What Ongoing Cold Exposure Does

 

Hypothermia

Continued cold exposure first affects the limbs, toes and fingers and then progresses deeper into the body tissues and the core of the body. If the core temperature of the dips below 95 degrees F, the worker has hypothermia. Hypothermia is a dangerous illness and along with frostbite is one of the two most dangerous dangers of working in a cold environment – inside or out.

 

Frostbite

When a person’s skin is has a severe reaction to cold frostbite can occur.
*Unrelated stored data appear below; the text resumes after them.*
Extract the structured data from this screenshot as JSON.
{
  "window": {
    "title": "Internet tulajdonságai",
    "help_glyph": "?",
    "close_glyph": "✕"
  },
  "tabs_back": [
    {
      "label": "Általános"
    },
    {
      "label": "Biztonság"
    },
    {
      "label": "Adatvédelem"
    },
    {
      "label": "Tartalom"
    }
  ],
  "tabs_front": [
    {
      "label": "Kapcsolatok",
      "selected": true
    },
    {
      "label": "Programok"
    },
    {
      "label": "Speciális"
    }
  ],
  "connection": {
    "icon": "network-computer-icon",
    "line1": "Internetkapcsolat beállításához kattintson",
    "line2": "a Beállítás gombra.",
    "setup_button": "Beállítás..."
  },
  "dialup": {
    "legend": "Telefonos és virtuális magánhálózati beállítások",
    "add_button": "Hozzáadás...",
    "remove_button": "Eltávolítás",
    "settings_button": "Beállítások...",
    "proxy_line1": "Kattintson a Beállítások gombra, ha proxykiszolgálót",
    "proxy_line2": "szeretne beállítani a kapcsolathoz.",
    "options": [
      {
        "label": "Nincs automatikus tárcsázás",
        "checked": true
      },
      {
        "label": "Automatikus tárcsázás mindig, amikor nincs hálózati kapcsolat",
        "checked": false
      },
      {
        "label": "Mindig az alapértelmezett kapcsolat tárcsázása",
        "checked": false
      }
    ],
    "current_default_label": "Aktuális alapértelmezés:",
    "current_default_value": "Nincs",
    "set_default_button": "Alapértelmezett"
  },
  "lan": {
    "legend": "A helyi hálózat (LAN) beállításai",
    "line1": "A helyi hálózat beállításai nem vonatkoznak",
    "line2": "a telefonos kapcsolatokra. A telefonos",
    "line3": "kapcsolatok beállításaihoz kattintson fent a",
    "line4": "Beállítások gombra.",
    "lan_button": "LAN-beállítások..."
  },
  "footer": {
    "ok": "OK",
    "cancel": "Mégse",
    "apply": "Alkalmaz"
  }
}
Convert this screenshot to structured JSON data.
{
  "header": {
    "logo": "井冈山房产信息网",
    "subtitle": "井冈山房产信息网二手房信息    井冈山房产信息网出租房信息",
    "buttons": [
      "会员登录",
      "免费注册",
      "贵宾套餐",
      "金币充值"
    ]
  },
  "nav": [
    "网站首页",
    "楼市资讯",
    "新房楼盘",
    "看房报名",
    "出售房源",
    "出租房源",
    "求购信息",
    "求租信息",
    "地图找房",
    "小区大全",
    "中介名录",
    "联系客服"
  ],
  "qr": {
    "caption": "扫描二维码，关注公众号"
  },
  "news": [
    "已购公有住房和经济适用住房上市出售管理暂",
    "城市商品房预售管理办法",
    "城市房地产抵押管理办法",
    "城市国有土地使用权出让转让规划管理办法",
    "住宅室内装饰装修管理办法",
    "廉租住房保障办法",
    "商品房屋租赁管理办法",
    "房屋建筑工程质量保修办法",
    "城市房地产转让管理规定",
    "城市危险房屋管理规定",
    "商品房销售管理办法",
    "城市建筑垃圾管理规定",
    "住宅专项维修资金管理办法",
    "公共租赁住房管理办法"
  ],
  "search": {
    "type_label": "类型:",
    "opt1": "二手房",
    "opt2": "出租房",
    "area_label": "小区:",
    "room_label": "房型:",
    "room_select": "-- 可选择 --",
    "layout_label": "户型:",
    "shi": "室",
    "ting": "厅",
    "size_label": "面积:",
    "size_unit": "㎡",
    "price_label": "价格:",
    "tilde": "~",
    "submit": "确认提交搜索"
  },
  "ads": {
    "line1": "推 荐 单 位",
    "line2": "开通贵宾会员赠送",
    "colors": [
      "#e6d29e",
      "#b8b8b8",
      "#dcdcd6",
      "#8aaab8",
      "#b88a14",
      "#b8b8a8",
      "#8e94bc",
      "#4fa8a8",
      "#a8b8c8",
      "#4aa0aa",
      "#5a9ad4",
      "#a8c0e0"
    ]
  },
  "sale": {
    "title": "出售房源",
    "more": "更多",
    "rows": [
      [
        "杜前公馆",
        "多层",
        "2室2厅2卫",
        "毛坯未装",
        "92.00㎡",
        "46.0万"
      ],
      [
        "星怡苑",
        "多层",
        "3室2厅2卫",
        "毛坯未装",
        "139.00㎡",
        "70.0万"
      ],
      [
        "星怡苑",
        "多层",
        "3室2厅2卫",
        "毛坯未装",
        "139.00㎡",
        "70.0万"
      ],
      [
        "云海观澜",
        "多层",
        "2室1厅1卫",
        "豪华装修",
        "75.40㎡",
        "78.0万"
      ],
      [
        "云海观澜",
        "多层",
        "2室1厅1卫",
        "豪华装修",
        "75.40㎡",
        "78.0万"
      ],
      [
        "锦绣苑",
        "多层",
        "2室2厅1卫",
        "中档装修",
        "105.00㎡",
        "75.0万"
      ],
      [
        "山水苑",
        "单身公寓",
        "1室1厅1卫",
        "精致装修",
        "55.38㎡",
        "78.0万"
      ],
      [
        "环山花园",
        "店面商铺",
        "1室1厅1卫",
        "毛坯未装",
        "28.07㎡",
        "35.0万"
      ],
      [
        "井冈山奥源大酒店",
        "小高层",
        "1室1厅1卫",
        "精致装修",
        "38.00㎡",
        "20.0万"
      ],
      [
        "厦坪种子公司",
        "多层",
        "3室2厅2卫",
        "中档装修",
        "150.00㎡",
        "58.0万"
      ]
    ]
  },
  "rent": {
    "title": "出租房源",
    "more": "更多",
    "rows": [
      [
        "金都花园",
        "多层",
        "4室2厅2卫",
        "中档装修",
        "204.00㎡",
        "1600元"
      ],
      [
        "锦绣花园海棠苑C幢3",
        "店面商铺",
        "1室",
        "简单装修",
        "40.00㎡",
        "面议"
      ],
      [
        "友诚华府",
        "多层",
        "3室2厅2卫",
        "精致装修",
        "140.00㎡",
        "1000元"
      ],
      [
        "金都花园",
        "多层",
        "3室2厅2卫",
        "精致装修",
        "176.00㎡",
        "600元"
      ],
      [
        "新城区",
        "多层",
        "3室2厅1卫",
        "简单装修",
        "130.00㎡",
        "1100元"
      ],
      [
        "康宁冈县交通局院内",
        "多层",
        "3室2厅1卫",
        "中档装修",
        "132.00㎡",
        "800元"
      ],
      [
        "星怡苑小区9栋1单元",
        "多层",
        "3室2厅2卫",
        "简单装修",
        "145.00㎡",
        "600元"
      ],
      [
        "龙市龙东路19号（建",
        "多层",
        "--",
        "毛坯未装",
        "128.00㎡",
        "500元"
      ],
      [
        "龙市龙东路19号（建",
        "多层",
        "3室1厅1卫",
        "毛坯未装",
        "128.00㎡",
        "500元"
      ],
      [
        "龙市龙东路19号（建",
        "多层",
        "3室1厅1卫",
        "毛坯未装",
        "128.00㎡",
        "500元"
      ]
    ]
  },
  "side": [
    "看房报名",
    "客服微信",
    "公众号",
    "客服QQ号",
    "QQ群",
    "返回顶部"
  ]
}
Frostbite freezes the skin and makes crystals of the body fluids including blood. The chilling effect of frostbite is permanent damage to hands and feet, ears, and the nose. When frostbite is severe, the worker may have to undergo an amputation.

 

Other Dangerous Illnesses

Frostbite and Hypothermia are two most common, cold environment, illnesses workers get from cold exposure. Other significant cold weather injuries include:

 

  • Cold Immersion
  • Chilblains
  • Trench Foot

 

Prevention of Cold Weather Injuries

 

Keeping feet warm and dry is the best prevention measure against trench foot and frostbite of the foot. Boots that have insulation and are waterproof is one type of the many personal protection equipment available for cold weather injury prevention. Other measures include long johns that have insulation, cold weather outer coats, space heaters where possible and other appropriate cold climate measures.

 

Preventing cold weather injuries is better than treating them and having your construction company’s worker compensation rates rise. Make sure that you take all reasonable measures to prevent these types of injury.